3. Il sistema di tutele del segnalante
Un’adeguata protezione del soggette segnalante è speculare all’efficacia del sistema di whistleblowing.
Se la ratio dell’intervento normativo consiste nell’incentivare determinate tipologie di condotte che promuovano “più elevati standard di business ethics e di anticorruption la cui mancanza, invece, ostacola la creazione di valore per le imprese[13]”, affinché dette condotte vengano incentivate è necessario prevedere che le conseguenze negative dalle medesime azionate non ricadano sul segnalante.
Sul punto, il DDL ha dunque previsto due importanti tutele per il segnalante:
- il divieto di atti di ritorsione o discriminatori, diretti o indiretti, nei confronti del segnalante per motivi collegati, direttamente o indirettamente, alla segnalazione;
- la nullità del licenziamento ritorsivo o discriminatorio del soggetto segnalante, la nullità del mutamento di mansioni ai sensi dell'articolo 2103 del codice civile, nonché qualsiasi altra misura ritorsiva o discriminatoria adottata nei confronti del segnalante.
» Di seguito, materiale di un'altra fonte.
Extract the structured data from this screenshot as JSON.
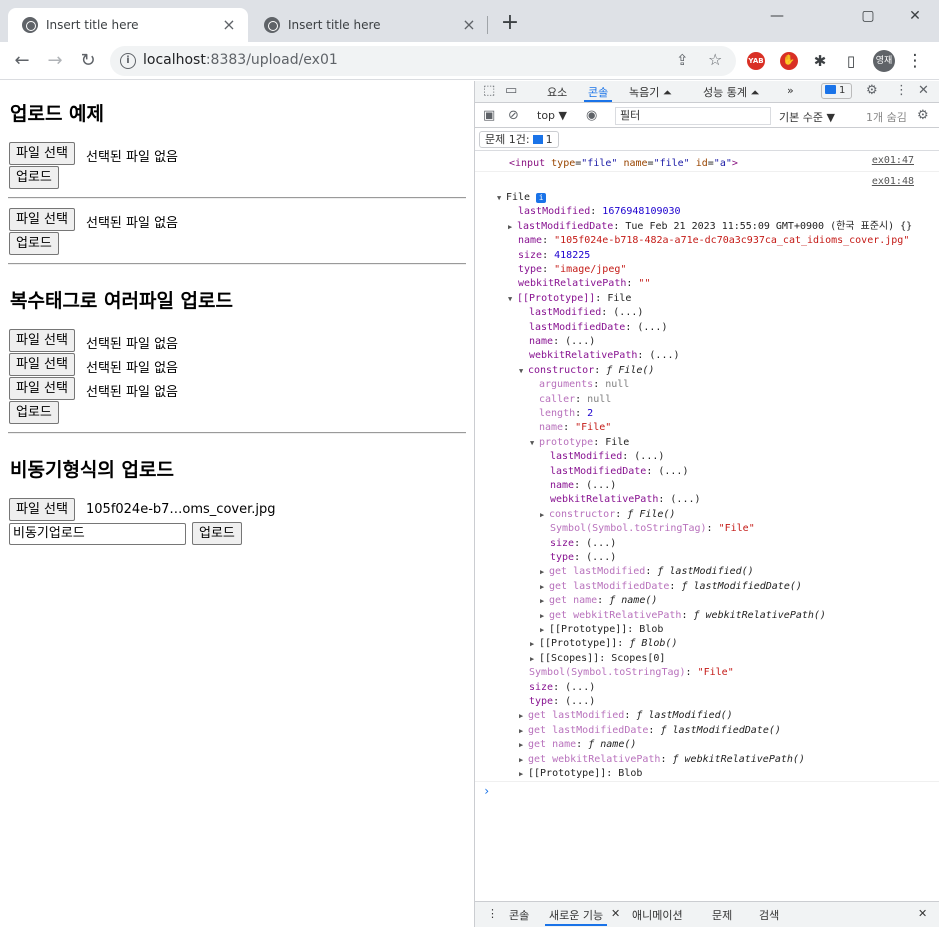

Importante altresì è la modalità con cui il legislatore ha inteso disciplinare la ripartizione dell’onere della prova in caso di controversie legate all'irrogazione di sanzioni disciplinari, o a demansionamenti, licenziamenti, trasferimenti, o sottoposizione del segnalante ad altra misura organizzativa avente effetti negativi, diretti o indiretti, sulle condizioni di lavoro, successivi alla presentazione della segnalazione.
Spetterà infatti al datore di lavoro dimostrare che tali misure sono fondate su ragioni estranee alla segnalazione.
Siffatta scelta si pone, come illustrato dall’ANAC, in linea di continuità con le best practices adottate da molti paesi dall’area OCSE[14].
In effetti, la segnalazione è potenzialmente foriera di importanti conseguenze negative per il segnalante, che possono includere, come evidenziato dall’ANAC:
- l’emarginazione professionale,
- la perdita dei mezzi di sussistenza con conseguenti possibili danni finanziari e di reputazione; oltre a ciò non è da sottovalutare la possibilità che i segnalanti rischino una “stigmatizzazione che spesso li accompagna per il resto della loro vita lavorativa[15]”.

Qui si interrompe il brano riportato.